OdpowiedzUsuńJejku, nawet skórzane spodnie wykorzystałaś do odnowienia, rewelacja!!:):) Pracownię otwórz Itko i warsztaty organizuj, żeby się Twój talent nie marnował:):)
OdpowiedzUsuńMacham ciepło, jak zwykle!:):)
Ależ talent posiadasz! Podziwiam od dawna Twoje prace, renowacje i przeróbki. I podpisuję się pod postem Ingi .pozdrawiam. Mira
OdpowiedzUsuńkocham książki i zdaję sobie sprawę, że dla osób które podzielają moje zainteresowanie takie schodki do biblioteczki to świetna sprawa. Sama bym na to nie wpadła, pomysł jest genialny! I jak fajnie prezentują się odnowione :)
OdpowiedzUsuńBardzo spodobało mi się to, co robisz! Zamieniasz zapomniane rzeczy w dzieła sztuki, kolekcjonerskie perełki. I fantastycznie meblujesz swoje otoczenie, po prostu super! :)
OdpowiedzUsuńJestem totalnie powalona. Wszystko jest tak śliczne! Tak bardzo chciałabym je mieć, najlepiej wszystkie. Schodki...poezja.
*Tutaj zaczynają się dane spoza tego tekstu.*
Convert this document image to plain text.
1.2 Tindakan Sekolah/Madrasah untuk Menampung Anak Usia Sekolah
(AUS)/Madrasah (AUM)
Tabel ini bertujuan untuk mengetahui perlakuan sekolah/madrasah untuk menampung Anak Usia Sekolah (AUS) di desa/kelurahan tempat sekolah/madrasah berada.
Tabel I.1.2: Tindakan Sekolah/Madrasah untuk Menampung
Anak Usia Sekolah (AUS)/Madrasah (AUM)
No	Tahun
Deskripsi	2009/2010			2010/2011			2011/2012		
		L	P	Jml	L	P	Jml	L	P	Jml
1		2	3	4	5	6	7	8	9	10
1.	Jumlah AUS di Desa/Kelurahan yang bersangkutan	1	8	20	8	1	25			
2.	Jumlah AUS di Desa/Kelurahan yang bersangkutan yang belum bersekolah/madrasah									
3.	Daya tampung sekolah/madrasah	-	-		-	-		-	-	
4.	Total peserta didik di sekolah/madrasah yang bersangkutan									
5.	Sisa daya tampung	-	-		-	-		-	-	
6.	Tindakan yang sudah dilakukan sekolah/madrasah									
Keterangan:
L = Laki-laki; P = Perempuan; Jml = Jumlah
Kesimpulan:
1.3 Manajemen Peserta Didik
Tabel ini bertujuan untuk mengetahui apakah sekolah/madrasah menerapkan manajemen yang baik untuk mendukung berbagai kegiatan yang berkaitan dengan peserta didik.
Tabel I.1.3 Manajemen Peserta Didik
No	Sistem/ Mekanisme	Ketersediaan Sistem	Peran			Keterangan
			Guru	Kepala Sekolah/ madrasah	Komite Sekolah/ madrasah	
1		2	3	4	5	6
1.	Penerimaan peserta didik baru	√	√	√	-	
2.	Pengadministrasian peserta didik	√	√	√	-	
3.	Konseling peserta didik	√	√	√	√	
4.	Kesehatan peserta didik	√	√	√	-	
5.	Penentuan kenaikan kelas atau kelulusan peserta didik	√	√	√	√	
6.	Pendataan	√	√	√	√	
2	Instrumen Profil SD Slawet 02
Bardzo też przypadła mi do gustu bambusowa mata oraz dodatki,w tym krzesło, wykończone modnym napisem na zgrzebnym kawałku płótna!
OdpowiedzUsuńGdzie można kupić taką matę?
super wyszły te stopnie i sama zapragnęłam takie mieć, bo skaczę po stołkach jak tyko coś potrzebuję z góry zdjąć:)
OdpowiedzUsuńŚwietne! Jak wszystko tutaj :-)
OdpowiedzUsuńJestem mały żuczek i takie cudowne schodki bardzo by mi się przydały,ale trzeba być Itą aby je wypatrzeć.
OdpowiedzUsuńbuziaki
Bez wątpienie masz talent i jedyne w swoim rodzaju wyczucie stylu ;)
OdpowiedzUsuńpiękne są
OdpowiedzUsuńTeraz dopiero doznalam olsnienia!!! Przegapilam bardzo podobne schodki :( Bylam na flohmarku ... popatrzylam i... uznalam, ze sa zbyt zniszczone i... poszlam dalej... Szukalam koronek i nici wiec moj mozg wylaczyl sie na np. schodki.. Teraz widze jakie cudo stworzylas i pluje sobie w brode z powodu zacmienia :)) Pozdrawiam
OdpowiedzUsuńHi, Really great effort. Everyone must read this article. Thanks for sharing.